Rewelacyjny występ przeciwko Enerdze MKS Kalisz. Pauzował znaczną część sezonu z powodów zdrowotnych, jego kariera wyhamowała po udanym 2019 roku. Gdy wrócił do sprawności, to zagrał na miarę potencjału. Dudkowski był nie do zatrzymania, rozmontował solidną przecież obronę MKS-u (9 bramek), miał też sześć asyst i jak najbardziej zasłużenie został wybrany zawodnikiem kolejki. Jego popisy zbiegły się akurat z ogłoszeniem transferu do Zabrza - prezes Górnika Bogdan Kmiecik już dawno dostrzegł jego potencjał.

Prawoskrzydłowy: Patryk Gluch (NMC Górnik Zabrze)

Zemsta jest słodka. To oczywiście tak pół żartem, pół serio, ale prawda jest taka, że skrzydłowy wypożyczony z Górnika, będący trzecim wyborem w macierzystym zespole, mocno pokarał zabrzan. Szczególnie przed przerwą Gluch bezlitośnie punktował rywali przy każdej nadarzającej się okazji (8 bramek). 21-latek trafił też z karnego w końcówce i zapewnił Piotrkowianinowi remis po 60 minutach, a w zwycięskiej serii rzutów z siódmego metra zwiódł Martina Galię.

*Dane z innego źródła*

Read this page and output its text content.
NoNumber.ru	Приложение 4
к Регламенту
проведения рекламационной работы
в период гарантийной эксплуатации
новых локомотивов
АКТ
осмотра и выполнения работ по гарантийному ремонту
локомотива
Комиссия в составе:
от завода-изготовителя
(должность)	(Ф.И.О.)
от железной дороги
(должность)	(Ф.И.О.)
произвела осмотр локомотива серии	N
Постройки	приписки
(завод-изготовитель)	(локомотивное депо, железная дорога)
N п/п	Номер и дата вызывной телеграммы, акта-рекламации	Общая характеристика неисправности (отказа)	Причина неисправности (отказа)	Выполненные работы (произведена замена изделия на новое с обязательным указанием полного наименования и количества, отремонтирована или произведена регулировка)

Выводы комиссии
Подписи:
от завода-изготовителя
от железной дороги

Obrotowy: Renato Sulić (Orlen Wisła Płock)

MMTS postawił się Wiśle, zmusił do dużego wysiłku Nafciarzy. Do czasu. Seria czterech bramek mocno nadszarpnęła kwidzynianami, tuż po przerwie Wisła odskoczyła na bezpieczny dystans, a Sulić z ośmioma golami został najlepszym strzelcem spotkania. Chorwacki weteran w Superlidze swobodnie radzi sobie z rywalami i zapewne poradziłby sobie jeszcze rok, ale wszystko wskazuje na jego odejście po sezonie.